Rituals and containers
The season is slowly starting to turn. Here in Portland, there’s a coolness in the morning air, and at night. The light is shifting - days are becoming noticeably shorter, and a golden evening glow traces leaves and trees.
We’re also entering a season rich with ritual and tradition - the High Holy Days, Mawlid, Diwali, Halloween, Samhain, Día de Muertos - these are just a few! I have long been drawn to ritual, and one of the things I love most about Forest Therapy is its flexible but strong structure, the ritual of it. There’s a flow we step into: moving from greetings and introductions, to our first grounding and settling practice, to moving slowly into and through and with the forest.
Many of us turn to ritual practices and frameworks when we’re trying to make sense of the world around us, and our own lives. Through prayer, quiet contemplation, spellwork, pulling tarot cards, walks in the woods, lighting candles in a certain order on a certain day - whatever it may be, we’re often looking for insight, understanding, and even a relationship with the ineffable. Perhaps we seek a moment of life-changing, life-sustaining awe. Or we’re in pain, afraid, and feeling a deep need for community and family. We’re looking for .. something. Some kind of care and connection. Perhaps we’re putting our life’s precious time and energy toward creating more mutuality, more reciprocity, more.. sharing.
I know it’s at least in part the Capricorn and Virgo in me, but I love a good structure! The best containers can be a space in which we deeply explore our own inner life, drives, needs, desires, and the relationships we are always creating with the world around us. This is structure and ritual at its best. At their worst, traditions (and the beliefs that underlie them) perpetuate hurt and harm; they can drive disconnection, and shut down possibility. When we find or create rituals and practices that are actually nourishing and supportive, we’re reminded of who we are, and of our place in the world. I offer Forest Therapy as one small way to facilitate that reminder: that each of us is deserving of love, and the sense that we matter - that we are cared for.
Recently, a Forest Therapy participant shared that they’ve been in the midst of a really difficult time. They’re doing all they can to support themselves, and it hasn’t been easy. We sit together on the forest floor, and I guide them to bring their attention to each sense - inviting the thinking (often ruminating) mind to settle, for just a little while.

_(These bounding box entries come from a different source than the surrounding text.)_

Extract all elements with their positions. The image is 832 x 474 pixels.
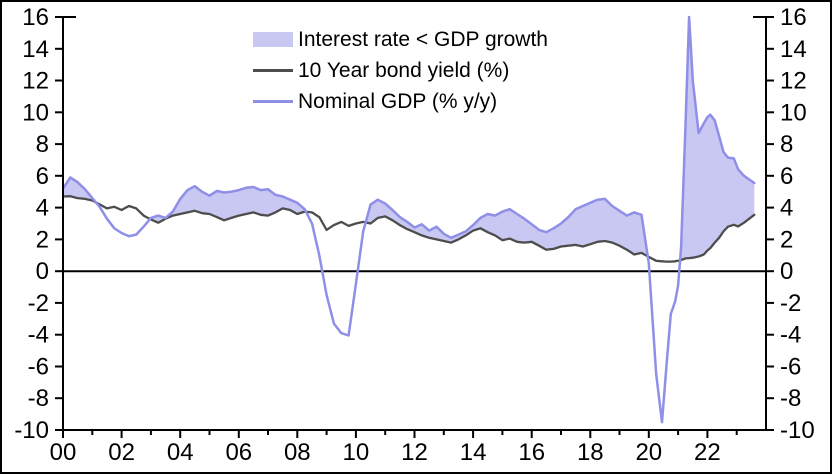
y-right-tick-label: 6 <box>780 163 793 190</box>
y-left-tick-label: 8 <box>36 131 49 158</box>
x-tick-label: 14 <box>460 439 487 466</box>
nominal-gdp-line-swatch <box>253 100 293 103</box>
y-right-tick-label: 2 <box>780 226 793 253</box>
y-right-tick-label: 10 <box>780 99 807 126</box>
x-tick-label: 22 <box>694 439 721 466</box>
y-right-tick-label: -10 <box>780 417 815 444</box>
legend: Interest rate < GDP growth 10 Year bond … <box>253 24 548 117</box>
y-left-tick-label: 16 <box>22 4 49 31</box>
x-tick-label: 18 <box>577 439 604 466</box>
y-left-tick-label: 0 <box>36 258 49 285</box>
legend-label-nominal-gdp: Nominal GDP (% y/y) <box>298 89 498 113</box>
legend-label-shaded-area: Interest rate < GDP growth <box>298 27 548 51</box>
legend-item-shaded-area: Interest rate < GDP growth <box>253 24 548 55</box>
nominal-gdp-line <box>63 15 756 424</box>
y-right-tick-label: -4 <box>780 322 801 349</box>
y-left-tick-label: 2 <box>36 226 49 253</box>
y-left-tick-label: -4 <box>28 322 49 349</box>
y-left-tick-label: 10 <box>22 99 49 126</box>
y-left-tick-label: 12 <box>22 68 49 95</box>
y-right-tick-label: 0 <box>780 258 793 285</box>
legend-item-nominal-gdp: Nominal GDP (% y/y) <box>253 86 548 117</box>
y-right-tick-label: -6 <box>780 354 801 381</box>
x-tick-label: 00 <box>50 439 77 466</box>
x-tick-label: 10 <box>343 439 370 466</box>
legend-item-bond-yield: 10 Year bond yield (%) <box>253 55 548 86</box>
x-tick-label: 02 <box>108 439 135 466</box>
x-tick-label: 12 <box>401 439 428 466</box>
y-right-tick-label: -8 <box>780 385 801 412</box>
y-left-tick-label: 4 <box>36 195 49 222</box>
y-left-tick-label: -8 <box>28 385 49 412</box>
area-swatch <box>253 32 293 47</box>
y-right-tick-label: 4 <box>780 195 793 222</box>
y-right-tick-label: -2 <box>780 290 801 317</box>
x-tick-label: 06 <box>225 439 252 466</box>
y-left-tick-label: -10 <box>14 417 49 444</box>
fill-gdp-above-yield <box>63 17 755 261</box>
y-right-tick-label: 16 <box>780 4 807 31</box>
x-tick-label: 16 <box>518 439 545 466</box>
bond-yield-line <box>63 195 756 263</box>
bond-yield-line-swatch <box>253 69 293 72</box>
legend-label-bond-yield: 10 Year bond yield (%) <box>298 58 510 82</box>
y-left-tick-label: -2 <box>28 290 49 317</box>
y-right-tick-label: 14 <box>780 36 807 63</box>
y-left-tick-label: -6 <box>28 354 49 381</box>
y-left-tick-label: 6 <box>36 163 49 190</box>
x-tick-label: 08 <box>284 439 311 466</box>
y-right-tick-label: 12 <box>780 68 807 95</box>
x-tick-label: 04 <box>167 439 194 466</box>
y-right-tick-label: 8 <box>780 131 793 158</box>
x-tick-label: 20 <box>635 439 662 466</box>
y-left-tick-label: 14 <box>22 36 49 63</box>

After, with tears in their eyes, and a quiet voice - they spoke to the power of simply sitting on and touching the ground. For that bit of time, they felt held by the earth below them, and strongly, lovingly supported. They noticed the vibrancy of the green living plants, and the sweet smells surrounding us. Later, we explored relationships and community within the forest. Taking the time to look deeply, they saw and felt that the beings there, large and small - tree, plant, spider - lived within a web of trust and mutual care.
As we carry forward ancient traditions and rituals, updating them when needed, and even creating new ones, we are stepping into the stream of life - connecting with ways of being sometimes stretching back thousands of years. Rituals can remind us of what it means to be human. They can hold us in a strong and supportive container - a structure that allows creativity and life itself to flourish within.
As we step into fall in the Northern Hemisphere, as we watch leaves change, plant skeletons emerge, and animals (all of us) prepare for winter, may you feel held in community, family, and in any rituals or traditions that offer loving support. May you remember that this earth is here always - below and around us - and is available to touch and breathe with, every single day, in every season.